On the bright side, we don't have to call her an author. She didn't write it, they paid someone else to...

Of course, what does that say about the smoe they hired.

Hope s/he was paid well. How would you like that crud on your resume?

Candice Gilmer said...

I'm scared.

Really.

I feel lunch and dinner coming back...


And you're right Bonnie... You do work hard, follow all the rules, and then stuff like this comes out.. and you know it'll be a best seller. That's the really scary part.

Makes me want to cry. Or go on a bender. (course, what good would that do, I"m not famous)

Breathe said...

This was actually published? I couldn't even read it, but then again I can't watch reality TV either.

Dave Kuzminski said...

What is she trying to do? Edge out Atlanta Nights?

Bethany said...

You know, I'd thought nothing could be worse than Atlanta Nights, but this proves me wrong. At least AN gave me a lot of good laughs. All I have to say about this is:

*yark*

lady t said...

I actually saw that book in a store(not mine,yet*shudder*)but didn't touch it since I left my Hazmat suit home.

Desperate Writer said...

Nicole Richie? *bang bang bang* goes my head on the desk.

AmeliaBee said...

I saw this at the bookstore today. It has at least 5 glossy pages of photos near the end. From the skimming I did it seems that Ms. Richie is a character in the novel as well.

kitty said...

It's possible that most of the people who read this book usually, y'know, don't read books. Like why read a book if y'don't have to, y'know?

Kate R said...

okay... here's a real problem: I liked some of the writing.

I laughed at this line: "At Mode, people acted up, hooked up, and threw up, and the paparazzi stood outside to shoot the stars as they went in looking fabulous and staggered out totally gone."

I'm sorry--but mostly for myself. Obviously I need to get out more or consume less junk food. Anyone have any suggestions about what I should be reading to regain some taste?

Kate R said...

ps.
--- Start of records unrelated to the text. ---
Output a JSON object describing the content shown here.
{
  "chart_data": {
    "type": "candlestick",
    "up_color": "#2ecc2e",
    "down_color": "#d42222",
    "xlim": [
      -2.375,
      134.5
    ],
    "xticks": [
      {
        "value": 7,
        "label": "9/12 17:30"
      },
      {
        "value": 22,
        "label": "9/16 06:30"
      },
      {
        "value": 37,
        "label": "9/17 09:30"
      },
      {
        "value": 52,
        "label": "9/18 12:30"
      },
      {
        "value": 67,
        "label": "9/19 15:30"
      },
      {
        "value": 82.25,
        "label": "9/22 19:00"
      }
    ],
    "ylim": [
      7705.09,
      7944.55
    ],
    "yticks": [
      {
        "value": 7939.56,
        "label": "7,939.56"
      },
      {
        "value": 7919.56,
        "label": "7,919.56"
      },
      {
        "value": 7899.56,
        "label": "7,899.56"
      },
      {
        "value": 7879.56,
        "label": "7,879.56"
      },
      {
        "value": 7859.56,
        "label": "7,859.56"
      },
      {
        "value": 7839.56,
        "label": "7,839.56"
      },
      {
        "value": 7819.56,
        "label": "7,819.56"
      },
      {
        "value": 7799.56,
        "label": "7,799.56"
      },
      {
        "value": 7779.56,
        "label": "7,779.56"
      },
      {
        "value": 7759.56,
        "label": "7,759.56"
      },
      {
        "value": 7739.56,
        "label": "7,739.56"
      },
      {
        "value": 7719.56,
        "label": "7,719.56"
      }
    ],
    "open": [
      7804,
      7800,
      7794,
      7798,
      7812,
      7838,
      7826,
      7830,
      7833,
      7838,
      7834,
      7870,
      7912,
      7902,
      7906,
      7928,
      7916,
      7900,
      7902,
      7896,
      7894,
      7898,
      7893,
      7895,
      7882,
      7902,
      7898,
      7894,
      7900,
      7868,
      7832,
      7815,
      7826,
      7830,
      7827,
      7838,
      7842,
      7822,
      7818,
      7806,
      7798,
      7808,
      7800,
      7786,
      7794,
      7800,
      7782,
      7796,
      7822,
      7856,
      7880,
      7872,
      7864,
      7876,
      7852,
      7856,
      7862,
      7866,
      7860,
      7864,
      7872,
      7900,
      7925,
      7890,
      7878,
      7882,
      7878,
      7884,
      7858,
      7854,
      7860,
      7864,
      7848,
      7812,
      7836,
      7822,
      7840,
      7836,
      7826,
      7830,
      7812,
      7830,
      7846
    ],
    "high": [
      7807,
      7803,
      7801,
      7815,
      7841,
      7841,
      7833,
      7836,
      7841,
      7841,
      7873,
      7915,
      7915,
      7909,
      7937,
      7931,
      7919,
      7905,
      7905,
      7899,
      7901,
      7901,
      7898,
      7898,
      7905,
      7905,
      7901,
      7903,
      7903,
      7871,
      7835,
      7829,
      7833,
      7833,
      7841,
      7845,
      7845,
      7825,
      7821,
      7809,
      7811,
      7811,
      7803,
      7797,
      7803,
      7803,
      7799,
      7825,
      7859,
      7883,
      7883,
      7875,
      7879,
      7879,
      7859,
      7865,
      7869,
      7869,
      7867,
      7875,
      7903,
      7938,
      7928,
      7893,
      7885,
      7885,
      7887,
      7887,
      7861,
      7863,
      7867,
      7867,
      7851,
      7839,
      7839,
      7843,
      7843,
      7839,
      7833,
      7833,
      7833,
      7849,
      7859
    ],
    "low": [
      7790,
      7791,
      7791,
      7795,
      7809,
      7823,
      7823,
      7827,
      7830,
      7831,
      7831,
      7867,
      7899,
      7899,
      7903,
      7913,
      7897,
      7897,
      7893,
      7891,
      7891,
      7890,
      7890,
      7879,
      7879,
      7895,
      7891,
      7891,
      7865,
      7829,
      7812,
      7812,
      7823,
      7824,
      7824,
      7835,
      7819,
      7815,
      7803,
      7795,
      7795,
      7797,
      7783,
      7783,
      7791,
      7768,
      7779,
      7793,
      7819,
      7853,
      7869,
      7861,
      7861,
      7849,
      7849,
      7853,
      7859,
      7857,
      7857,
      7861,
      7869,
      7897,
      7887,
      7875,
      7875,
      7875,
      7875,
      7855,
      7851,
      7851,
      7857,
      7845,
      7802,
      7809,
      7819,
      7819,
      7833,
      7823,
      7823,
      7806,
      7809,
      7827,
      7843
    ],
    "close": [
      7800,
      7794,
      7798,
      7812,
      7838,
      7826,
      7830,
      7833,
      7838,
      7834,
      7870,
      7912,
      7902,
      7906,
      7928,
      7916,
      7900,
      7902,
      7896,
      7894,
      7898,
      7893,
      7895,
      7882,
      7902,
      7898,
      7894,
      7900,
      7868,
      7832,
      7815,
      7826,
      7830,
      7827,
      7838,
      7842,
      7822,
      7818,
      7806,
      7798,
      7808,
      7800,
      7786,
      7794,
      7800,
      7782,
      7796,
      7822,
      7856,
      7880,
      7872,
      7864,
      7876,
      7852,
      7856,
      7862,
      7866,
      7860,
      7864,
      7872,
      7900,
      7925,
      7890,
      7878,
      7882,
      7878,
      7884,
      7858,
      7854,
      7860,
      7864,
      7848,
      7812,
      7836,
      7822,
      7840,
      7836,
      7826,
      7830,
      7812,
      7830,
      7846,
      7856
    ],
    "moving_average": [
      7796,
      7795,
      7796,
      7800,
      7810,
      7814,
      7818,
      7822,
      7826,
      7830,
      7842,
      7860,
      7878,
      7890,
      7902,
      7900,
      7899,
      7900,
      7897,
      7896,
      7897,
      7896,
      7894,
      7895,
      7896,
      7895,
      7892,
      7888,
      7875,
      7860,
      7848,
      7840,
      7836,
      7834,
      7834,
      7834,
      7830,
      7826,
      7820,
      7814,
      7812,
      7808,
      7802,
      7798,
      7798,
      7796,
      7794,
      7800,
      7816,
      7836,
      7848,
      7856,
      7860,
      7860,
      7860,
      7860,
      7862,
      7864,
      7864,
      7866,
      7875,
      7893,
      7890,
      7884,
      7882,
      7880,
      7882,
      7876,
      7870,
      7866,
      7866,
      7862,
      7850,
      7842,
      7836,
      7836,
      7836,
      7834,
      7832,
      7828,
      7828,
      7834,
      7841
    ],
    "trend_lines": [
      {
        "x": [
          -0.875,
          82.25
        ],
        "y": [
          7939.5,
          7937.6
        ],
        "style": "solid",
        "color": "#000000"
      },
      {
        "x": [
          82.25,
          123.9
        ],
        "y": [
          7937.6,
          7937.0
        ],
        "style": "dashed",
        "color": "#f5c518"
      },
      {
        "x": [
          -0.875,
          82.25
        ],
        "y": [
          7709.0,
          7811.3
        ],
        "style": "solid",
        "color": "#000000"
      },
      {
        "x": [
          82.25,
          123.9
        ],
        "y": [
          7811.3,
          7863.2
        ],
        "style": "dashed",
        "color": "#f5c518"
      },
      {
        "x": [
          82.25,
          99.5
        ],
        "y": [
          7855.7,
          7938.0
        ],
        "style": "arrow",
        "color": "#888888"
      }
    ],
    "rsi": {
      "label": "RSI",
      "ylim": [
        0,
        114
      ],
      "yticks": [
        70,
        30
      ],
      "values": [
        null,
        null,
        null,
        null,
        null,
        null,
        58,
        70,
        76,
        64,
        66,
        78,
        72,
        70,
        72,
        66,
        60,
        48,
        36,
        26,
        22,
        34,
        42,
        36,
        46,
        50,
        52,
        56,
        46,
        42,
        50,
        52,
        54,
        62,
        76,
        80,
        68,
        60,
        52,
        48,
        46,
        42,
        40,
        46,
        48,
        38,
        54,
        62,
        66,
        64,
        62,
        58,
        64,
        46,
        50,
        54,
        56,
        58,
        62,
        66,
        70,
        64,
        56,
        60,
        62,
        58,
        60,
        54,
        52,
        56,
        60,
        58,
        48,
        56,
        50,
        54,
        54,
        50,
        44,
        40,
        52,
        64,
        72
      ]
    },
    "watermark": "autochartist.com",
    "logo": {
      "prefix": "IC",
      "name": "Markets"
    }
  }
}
No need to send a hit-squad to my house--I'm not going to buy the thing.

Bunneh said...

Oh, sweet holy mother of Bombay Sapphire, THIS got PUBLISHED?

I want to cry. I really, really want to cry.

Just goes to show: It's not what you know, it's who you know and what you are. And if you're Nicole Richie, it doesn't matter if you write at an eighth-grade level, because you're Nicole Richie, and you're famous for... uh... for...

What, exactly, IS she famous for?

Honestly, if I wanted to read tripe of this caliber, I'd read fanfiction. At least it's awful and free.

~~Olivia said...

I skipped every other sentence. Did I miss anything?

I think her writing goes against every rule in the book. barf

brainlesionssuck said...

I'm looking around my family room to see if hidden cameras have been installed...this must be a joke. Marketing or not, where's the self-respect? Prickly reading.
Kathie at Housewifecafe.com

C4 said...

Will the release of Nicole Richie's book affect Miss Snark's slush pile? I suspect that some Richie readers will say, "Wow! I've never read a novel in my life, but this is great! I can do this!" And without ever reading another novel, they'll proceed to produce their own tome. Still more Richie readers will say, "If Nicole Richie can write a book and get published, so can I!"

First, laptop sales will increase. Then, a run on printer cartridges. The capacity of post offices throughout the country will be put to the test. And finally, Miss Snark will have to spend many gin-soaked weeks wading through Richiesque manuscripts. I suspect Pamela Anderson had the same effect? Do you send HC a thank-you note?